The skills that students are practicing in related rates problems are:
Differentiating a known equation implicitly with respect to time.
Interpreting the time derivative of a quantity as a rate of change.
The main reason that related rates problems feel so contrived is that calculus books do not want to assume that the students are familiar with any of the equations of science or economics. Every related rates problem inherently involves differentiating a known equation, and the only equations that the calculus book assumes are the equations of geometry.
Thus, you can find related rates problems involving various area and volume formulas, related rates problems involving the Pythagorean Theorem or similar triangles, related rates problems involving triangle trigonometry, and so forth. A few of these problems are compelling -- for example, computing the speed of an airplane based on ground observations of its altitude and apparent angular velocity -- but most of them do feel a bit contrived.
The reality, of course, is that students are familiar with many of the basic equations and concepts of science and economics, and there's no rule against using these in problems. For example, you can make up all sorts of compelling related rates problems by starting with any physics or chemistry equation and imagining a situation where you might want to take its derivative:
The kinetic energy of an object is $K = \frac{1}{2}mv^2$. If the object is accelerating at a rate of $9.8 \text{m}/\text{s}^2$, how fast is the kinetic energy increasing when the speed is $30 \;\text{m}/\text{s}$?
An ideal gas satisfies $PV = nRT$, where $n$ is the number of moles and $R \approx 8.314\;\; \text{J}\; \text{mol}^{-1} \text{K}^{-1}$. Give the rate at which the temperature and volume of the gas are increasing, and then ask about the rate of change in pressure when the volume and temperature reach certain amounts.

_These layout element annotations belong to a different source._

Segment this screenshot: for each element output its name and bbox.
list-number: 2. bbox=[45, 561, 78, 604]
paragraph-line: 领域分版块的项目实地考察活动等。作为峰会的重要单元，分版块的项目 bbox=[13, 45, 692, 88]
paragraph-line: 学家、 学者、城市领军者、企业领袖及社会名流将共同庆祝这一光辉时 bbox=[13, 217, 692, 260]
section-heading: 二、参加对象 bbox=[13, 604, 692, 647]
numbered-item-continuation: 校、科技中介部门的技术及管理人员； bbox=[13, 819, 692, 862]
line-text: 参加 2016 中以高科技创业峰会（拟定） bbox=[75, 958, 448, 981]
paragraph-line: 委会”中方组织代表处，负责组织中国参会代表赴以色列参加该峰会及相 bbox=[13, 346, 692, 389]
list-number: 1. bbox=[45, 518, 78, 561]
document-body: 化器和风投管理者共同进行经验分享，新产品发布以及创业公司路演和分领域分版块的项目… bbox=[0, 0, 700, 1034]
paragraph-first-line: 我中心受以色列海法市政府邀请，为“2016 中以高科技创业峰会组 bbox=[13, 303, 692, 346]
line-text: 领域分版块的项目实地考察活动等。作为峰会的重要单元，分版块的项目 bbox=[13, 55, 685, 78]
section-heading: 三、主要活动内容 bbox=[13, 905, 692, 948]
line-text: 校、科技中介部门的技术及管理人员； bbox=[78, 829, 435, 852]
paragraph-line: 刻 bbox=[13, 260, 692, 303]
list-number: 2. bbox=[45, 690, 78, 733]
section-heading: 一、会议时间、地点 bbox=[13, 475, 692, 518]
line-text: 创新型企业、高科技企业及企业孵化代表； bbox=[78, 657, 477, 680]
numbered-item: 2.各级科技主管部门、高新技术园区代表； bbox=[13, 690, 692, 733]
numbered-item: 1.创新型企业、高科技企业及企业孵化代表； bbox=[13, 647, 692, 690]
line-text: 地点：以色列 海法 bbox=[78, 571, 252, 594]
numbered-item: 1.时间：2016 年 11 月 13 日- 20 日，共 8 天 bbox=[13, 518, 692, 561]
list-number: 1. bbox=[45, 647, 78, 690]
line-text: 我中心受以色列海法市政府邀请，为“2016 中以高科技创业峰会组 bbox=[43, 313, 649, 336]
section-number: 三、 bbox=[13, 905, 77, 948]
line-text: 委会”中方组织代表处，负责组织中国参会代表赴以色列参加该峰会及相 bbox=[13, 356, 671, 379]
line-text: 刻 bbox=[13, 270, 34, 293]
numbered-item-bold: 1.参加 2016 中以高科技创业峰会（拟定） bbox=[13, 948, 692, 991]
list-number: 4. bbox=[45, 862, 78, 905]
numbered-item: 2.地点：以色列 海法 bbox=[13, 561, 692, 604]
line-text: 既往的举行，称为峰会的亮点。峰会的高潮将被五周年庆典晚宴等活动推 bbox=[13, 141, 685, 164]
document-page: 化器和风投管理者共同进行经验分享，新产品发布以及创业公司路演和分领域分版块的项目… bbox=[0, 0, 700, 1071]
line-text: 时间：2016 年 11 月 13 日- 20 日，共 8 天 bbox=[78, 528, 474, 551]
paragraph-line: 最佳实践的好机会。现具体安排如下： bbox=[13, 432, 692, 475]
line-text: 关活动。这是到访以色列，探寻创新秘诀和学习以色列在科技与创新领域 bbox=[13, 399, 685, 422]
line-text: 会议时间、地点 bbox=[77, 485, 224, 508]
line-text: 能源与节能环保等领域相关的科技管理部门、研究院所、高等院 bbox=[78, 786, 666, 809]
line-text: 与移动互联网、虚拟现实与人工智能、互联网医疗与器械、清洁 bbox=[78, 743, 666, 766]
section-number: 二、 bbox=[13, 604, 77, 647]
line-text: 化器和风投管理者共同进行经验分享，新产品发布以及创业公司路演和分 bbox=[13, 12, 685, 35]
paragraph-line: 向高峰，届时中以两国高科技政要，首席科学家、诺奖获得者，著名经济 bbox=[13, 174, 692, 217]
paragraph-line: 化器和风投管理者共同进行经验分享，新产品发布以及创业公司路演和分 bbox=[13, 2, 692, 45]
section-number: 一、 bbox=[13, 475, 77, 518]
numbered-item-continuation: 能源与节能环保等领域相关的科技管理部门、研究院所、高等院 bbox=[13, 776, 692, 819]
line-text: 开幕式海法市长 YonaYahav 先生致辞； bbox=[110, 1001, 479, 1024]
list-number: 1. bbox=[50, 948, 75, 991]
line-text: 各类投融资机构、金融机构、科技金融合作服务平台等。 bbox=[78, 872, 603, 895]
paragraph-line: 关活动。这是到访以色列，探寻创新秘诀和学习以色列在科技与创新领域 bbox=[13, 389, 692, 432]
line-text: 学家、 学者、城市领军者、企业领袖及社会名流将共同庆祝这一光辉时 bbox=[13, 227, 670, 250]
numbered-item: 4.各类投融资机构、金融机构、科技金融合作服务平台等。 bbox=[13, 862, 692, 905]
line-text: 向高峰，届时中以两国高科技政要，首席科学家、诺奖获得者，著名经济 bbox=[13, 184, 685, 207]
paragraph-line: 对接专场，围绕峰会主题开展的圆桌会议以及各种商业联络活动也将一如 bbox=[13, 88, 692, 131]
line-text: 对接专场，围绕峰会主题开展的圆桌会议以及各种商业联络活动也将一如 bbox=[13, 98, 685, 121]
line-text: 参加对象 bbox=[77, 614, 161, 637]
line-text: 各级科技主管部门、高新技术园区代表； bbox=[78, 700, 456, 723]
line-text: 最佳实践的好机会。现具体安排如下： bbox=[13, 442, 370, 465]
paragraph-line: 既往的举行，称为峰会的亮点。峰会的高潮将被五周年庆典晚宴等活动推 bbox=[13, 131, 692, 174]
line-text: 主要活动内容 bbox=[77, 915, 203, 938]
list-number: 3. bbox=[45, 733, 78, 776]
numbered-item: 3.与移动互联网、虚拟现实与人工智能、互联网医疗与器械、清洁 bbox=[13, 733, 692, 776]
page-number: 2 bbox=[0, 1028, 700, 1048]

The total energy stored in a capacitor is $\frac{1}{2} Q^2 / C$, where $Q$ is the amount of charge stored in the capacitor and $C$ is the capacitance. Give the value of $C$ and the rate at which $Q$ is decreasing, and ask about the rate at which the capacitor is losing energy when the energy is a certain amount.
In astronomy, the absolute magnitude $M$ of a star is related to its luminosity $L$ by the formula $$ M \;=\; M_{\text{sun}} -\; 2.5\; \log_{10}(L/L_{\text{sun}}). $$ where $M_{\text{sun}} = 4.75$ and $L_{\text{sun}} = 3.839 \times 10^{26} \text{watts}$. (Note that, by convention, brighter stars have lower magnitude.) If the absolute magnitude of a variable star is decreasing at a rate of $0.09 / \text{week}$, how quickly is the luminosity of the star increasing when the magnitude is $3.8$?
It's easy to make these up: just think of any equation in science or economics whose derivative might be interesting. Wikipedia and/or science textbooks can be helpful for finding equations from a wide variety of fields.